16 Sep 2015 | Análisis | Noticias

Ecuador: El impacto de las reformas en el encarcelamiento de mujeres por delitos de drogas

Por María Cristina Meneses Sotomayor*
 
La aprobación de una nueva Constitución en el año 2008 inicia en Ecuador una nueva etapa al prohibir la criminalización de las adicciones. A partir de ese momento, una serie de cambios y acciones, que van desde indultos, decisiones gubernamentales y reformas, han demostrado el interés estatal por abordar este tema de una forma más humana. Y es precisamente la nueva normativa vigente desde agosto 2014, el Código Orgánico Integral Penal (COIP), el más significativo, pues deja atrás 44 años de normativa punitiva y desproporcionada en materia de drogas (desde la primera Ley de control y fiscalización del tráfico de estupefacientes 1970), que jamás obedeció a una realidad nacional, sino a imposiciones foráneas. La Ley 108 denominada de Sustancias Estupefacientes y Psicotrópicas, aprobada en 1990, fue quizás la más represiva y que encarceló con penas desproporcionadas a nacionales y extranjeros.
 
La Ley 108 tuvo un impacto desproporcional en las mujeres —la gran mayoría condenado a penas excesivamente largas por delitos menores— con consecuencias devastadoras para ellas y sus familias. Durante los últimos 15 años, entre el 65 y 79 por ciento de la población carcelaria femenina en Ecuador se encontraba detenida por drogas, situación que drásticamente ha variado, con la vigencia del COIP y la aplicación del principio de favorabilidad, pues en su art. 220 determina cuatro escalas de tráfico que distinguen proporcionalmente la pena: 1) Mínima escala, pena de 2 a 6 meses; 2) Mediana escala, pena de 1 a 3 años; 3) Alta escala, pena de 5 a 7 años; y, 4) Gran escala, pena de 10 a 13 años. Es menester destacar que como consecuencia de una notoria reducción de la pena, miles de personas reciben aún el beneficio de la ley posterior más benigna o principio de favorabilidad.
 
Como resultado del nuevo código penal, por primera vez Ecuador implementó proporcionalidad en las penas. En solo los primeros seis meses de la implementación del nuevo código, más de 470 mujeres fueron liberado — y muchas más no fueron condenados a penas excesivamente largas por delitos menores. Según estadísticas oficiales, el porcentaje de mujeres encarceladas por delitos de drogas, en contraste de la población carcelaria femenina en general, bajó a 43 por ciento. O sea, se bajó por casi la mitad.
 
Según el Dr.

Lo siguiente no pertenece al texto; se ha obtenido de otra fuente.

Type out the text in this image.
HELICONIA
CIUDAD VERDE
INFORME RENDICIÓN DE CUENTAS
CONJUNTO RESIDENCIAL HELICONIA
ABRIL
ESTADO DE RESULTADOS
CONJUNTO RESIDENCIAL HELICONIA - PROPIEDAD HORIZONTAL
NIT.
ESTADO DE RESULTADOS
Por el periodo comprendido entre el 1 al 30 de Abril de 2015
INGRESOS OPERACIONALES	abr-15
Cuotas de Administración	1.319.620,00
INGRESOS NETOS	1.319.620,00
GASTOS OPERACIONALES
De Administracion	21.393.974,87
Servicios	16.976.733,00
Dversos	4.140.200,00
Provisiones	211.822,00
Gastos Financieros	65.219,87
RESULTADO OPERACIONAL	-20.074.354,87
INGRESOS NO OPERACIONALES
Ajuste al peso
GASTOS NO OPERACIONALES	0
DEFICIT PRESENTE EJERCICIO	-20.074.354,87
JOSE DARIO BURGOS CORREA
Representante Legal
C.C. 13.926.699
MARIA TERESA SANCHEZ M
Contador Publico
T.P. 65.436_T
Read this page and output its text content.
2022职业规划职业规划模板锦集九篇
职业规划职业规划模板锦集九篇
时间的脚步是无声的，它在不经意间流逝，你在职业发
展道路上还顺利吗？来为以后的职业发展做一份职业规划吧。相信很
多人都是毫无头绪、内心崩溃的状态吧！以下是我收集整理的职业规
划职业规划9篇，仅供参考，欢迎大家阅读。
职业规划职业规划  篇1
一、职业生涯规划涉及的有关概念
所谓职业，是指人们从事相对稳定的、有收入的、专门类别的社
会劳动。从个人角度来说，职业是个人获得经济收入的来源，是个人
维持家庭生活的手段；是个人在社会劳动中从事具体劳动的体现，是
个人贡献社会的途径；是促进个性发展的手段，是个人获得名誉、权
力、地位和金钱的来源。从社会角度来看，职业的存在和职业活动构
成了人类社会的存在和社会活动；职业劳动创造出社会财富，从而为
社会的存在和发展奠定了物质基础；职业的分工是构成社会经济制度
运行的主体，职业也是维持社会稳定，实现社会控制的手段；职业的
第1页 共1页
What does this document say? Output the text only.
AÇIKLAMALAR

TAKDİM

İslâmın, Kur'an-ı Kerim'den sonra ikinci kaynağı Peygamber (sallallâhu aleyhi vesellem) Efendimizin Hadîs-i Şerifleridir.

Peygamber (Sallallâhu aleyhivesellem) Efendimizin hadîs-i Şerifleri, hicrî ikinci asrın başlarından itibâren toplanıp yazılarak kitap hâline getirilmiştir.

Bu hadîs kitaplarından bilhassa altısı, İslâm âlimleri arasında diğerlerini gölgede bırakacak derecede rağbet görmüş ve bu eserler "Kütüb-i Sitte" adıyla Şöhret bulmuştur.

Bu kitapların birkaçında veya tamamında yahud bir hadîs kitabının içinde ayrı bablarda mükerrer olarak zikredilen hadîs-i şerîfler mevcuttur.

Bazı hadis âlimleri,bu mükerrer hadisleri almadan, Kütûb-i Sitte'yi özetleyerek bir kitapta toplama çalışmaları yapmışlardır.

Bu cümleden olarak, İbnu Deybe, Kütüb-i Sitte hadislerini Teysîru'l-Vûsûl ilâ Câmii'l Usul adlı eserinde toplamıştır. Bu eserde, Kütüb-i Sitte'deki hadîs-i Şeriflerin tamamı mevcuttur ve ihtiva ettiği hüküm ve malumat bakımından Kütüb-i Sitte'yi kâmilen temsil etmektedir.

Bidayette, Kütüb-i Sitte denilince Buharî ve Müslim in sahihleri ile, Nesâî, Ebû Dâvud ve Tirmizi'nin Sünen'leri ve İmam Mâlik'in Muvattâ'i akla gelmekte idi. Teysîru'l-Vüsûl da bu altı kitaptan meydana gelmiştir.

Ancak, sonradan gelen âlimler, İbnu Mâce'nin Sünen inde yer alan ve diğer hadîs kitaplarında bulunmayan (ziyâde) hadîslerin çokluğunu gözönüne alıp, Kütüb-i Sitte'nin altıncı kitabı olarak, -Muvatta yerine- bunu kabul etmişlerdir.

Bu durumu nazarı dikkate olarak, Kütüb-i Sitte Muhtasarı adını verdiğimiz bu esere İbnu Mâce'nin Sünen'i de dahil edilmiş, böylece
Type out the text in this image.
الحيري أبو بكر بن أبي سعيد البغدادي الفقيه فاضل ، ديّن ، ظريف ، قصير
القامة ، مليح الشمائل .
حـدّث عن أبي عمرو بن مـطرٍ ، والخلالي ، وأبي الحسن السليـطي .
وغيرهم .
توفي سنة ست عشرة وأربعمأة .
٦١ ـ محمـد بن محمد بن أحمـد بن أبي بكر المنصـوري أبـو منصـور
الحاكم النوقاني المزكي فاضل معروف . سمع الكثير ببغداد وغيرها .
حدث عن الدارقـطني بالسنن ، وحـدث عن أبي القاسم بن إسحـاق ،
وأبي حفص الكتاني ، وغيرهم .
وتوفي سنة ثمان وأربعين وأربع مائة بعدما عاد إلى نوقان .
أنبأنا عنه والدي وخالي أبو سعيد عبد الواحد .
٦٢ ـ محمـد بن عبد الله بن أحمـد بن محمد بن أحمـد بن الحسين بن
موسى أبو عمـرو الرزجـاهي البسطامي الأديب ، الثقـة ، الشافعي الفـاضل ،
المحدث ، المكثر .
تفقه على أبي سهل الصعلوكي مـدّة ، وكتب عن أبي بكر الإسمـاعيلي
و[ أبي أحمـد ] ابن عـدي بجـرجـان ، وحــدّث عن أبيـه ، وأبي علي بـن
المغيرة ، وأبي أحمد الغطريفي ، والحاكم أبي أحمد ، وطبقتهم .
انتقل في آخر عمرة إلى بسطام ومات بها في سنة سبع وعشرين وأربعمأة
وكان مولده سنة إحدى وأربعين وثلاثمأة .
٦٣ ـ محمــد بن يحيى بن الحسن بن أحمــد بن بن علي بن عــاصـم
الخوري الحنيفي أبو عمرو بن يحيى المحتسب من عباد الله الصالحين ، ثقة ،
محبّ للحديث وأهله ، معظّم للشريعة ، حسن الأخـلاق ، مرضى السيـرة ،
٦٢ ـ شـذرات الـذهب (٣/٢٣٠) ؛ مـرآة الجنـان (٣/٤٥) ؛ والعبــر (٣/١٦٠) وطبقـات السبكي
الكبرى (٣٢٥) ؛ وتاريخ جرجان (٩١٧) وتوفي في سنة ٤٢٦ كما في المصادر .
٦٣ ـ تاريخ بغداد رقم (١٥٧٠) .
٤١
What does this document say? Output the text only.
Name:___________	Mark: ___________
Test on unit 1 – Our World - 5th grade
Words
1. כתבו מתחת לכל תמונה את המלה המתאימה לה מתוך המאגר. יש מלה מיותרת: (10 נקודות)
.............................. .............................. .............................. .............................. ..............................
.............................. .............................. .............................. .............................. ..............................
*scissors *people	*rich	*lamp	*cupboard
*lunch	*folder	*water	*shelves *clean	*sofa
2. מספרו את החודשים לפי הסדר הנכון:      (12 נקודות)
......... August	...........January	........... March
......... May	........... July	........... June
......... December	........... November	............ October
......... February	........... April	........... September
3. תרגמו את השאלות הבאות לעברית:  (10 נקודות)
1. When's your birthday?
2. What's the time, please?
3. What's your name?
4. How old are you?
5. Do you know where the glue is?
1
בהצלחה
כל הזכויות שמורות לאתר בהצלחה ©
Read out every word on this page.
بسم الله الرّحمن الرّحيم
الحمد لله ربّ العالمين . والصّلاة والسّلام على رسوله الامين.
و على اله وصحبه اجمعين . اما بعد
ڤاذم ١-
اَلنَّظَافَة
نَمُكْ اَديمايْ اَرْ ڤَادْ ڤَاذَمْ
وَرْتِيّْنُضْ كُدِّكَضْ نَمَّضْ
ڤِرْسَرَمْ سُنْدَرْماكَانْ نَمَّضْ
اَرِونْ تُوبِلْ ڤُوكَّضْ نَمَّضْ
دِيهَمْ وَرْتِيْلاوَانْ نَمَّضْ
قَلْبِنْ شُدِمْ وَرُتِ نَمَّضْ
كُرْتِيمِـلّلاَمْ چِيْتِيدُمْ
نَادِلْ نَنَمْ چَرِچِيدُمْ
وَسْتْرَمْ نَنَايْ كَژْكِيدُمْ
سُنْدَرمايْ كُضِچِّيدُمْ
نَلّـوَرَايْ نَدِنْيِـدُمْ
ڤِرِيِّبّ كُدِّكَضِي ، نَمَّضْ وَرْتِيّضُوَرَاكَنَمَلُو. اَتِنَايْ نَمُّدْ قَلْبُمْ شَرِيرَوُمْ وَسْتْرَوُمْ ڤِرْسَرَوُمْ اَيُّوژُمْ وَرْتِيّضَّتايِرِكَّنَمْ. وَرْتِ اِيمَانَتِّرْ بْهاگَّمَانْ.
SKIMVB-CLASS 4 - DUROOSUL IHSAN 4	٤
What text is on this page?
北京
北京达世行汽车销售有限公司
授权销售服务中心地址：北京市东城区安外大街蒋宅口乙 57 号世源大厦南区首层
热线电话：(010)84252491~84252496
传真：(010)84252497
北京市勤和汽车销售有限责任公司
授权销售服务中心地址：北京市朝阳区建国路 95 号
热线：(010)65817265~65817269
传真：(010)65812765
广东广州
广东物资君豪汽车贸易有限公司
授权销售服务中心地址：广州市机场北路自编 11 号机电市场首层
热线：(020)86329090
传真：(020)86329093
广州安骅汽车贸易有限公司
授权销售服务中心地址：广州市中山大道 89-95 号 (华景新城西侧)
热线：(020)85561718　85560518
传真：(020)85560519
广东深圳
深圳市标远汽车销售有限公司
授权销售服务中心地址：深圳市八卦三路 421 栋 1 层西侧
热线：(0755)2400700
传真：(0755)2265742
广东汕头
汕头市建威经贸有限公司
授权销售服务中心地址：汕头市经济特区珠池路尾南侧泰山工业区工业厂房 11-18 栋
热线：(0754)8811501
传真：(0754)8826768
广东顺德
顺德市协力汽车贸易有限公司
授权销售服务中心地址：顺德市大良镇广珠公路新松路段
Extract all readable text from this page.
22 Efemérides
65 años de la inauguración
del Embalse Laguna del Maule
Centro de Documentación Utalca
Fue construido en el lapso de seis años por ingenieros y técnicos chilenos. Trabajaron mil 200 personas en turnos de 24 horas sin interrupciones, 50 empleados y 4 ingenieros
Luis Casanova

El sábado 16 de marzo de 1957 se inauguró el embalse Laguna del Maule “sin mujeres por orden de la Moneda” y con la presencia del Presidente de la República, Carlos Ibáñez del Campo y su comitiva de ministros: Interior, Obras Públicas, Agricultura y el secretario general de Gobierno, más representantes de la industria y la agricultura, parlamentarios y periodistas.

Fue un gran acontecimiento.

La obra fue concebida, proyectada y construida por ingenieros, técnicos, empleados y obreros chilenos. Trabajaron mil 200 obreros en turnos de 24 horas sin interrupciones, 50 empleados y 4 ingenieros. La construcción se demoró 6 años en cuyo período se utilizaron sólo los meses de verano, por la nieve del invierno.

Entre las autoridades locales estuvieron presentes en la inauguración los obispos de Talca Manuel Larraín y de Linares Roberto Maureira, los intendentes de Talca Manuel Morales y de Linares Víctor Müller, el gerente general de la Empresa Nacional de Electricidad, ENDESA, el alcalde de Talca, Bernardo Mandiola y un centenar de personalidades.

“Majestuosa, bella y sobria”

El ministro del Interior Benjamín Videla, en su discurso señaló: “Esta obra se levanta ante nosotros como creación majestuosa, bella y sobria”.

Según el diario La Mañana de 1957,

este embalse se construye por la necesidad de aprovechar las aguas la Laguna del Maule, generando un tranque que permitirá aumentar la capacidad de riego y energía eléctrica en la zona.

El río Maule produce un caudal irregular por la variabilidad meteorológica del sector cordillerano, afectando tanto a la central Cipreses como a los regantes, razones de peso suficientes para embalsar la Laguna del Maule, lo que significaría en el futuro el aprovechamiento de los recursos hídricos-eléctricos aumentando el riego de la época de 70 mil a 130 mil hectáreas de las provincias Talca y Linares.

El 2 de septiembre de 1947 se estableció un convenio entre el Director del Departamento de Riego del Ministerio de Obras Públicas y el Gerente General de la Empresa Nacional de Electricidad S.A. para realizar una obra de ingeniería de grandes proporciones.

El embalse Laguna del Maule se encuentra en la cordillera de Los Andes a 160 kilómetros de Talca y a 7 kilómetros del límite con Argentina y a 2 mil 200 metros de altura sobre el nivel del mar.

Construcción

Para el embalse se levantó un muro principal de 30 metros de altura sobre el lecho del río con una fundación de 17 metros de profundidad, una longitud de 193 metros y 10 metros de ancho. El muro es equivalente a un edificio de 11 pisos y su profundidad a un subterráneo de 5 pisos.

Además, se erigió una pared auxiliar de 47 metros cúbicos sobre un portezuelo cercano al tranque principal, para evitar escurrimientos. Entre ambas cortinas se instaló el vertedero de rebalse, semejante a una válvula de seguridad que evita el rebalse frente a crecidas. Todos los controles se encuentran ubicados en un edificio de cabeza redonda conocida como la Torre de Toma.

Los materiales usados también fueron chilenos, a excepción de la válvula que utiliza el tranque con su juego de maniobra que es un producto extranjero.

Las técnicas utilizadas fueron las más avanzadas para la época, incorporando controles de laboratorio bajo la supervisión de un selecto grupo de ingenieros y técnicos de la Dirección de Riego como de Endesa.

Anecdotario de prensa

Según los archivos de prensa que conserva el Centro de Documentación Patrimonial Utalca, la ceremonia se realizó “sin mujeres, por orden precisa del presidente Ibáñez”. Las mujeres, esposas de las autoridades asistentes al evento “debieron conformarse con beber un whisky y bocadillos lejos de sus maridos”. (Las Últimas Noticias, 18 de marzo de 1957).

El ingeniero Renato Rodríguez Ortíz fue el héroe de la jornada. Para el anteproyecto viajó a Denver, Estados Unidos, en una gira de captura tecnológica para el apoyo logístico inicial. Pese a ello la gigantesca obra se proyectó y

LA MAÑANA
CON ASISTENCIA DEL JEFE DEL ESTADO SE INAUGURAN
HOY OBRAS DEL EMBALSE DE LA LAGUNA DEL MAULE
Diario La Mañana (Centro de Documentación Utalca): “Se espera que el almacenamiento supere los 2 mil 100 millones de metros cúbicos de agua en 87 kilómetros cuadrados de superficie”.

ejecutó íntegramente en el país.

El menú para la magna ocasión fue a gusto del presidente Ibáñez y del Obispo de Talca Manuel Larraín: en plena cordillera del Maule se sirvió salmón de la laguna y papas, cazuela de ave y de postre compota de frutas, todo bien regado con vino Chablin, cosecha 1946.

Rodrigo Vélez, Secretario Ejecutivo del Consejo Nacional de Control de Sustancias Estupefacientes y Psicotrópicas (CONSEP), durante el primer año del nuevo Código Orgánico Integral Penal, 2.232 personas han recuperado su libertad acogiéndose por el principio de favorabilidad; de esta total, 21 por ciento son mujeres.
 
A decir de Ernesto Pazmiño, Defensor Público del Ecuador, estamos frente a una “política distinta, más humana y más justa con nuestra realidad, que no condene la pobreza ni a los consumidores, que castigue el delito en proporción de los hechos”, criterio que compartimos ampliamente. Vivimos una nueva realidad en materia de drogas cuyo éxito depende, no solamente del accionar estatal, sino también de concebir estos cambios con una actitud más humana, justa y solidaria.
 
Sin embargo, según el Defensor Público, hay sectores ciudadanos que mantienen su oposición a las reformas, que no han comprendido que “lo punitivo es la solución menos adecuada, y que la verdadera guerra parte de estrategias diferentes, como: educación en los colegios con verdaderos expertos en el tema, no fomentar la narcocultura de ciertos programas de TV y continuar el trabajo preventivo del ministerio de salud”. Sectores sociales que no comprenden que debemos defender estas reformas como un modelo para la región de cómo promover mejores leyes de drogas desde una perspectiva de género y desde una perspectiva mas humana.
 
* Defensoría Pública, Ecuador. También es integrante del Grupo de Trabajo sobre Mujeres, políticas de drogas, y encarcelamiento.
 
Foto: Mujer detenida en Ecuador de Getty Images.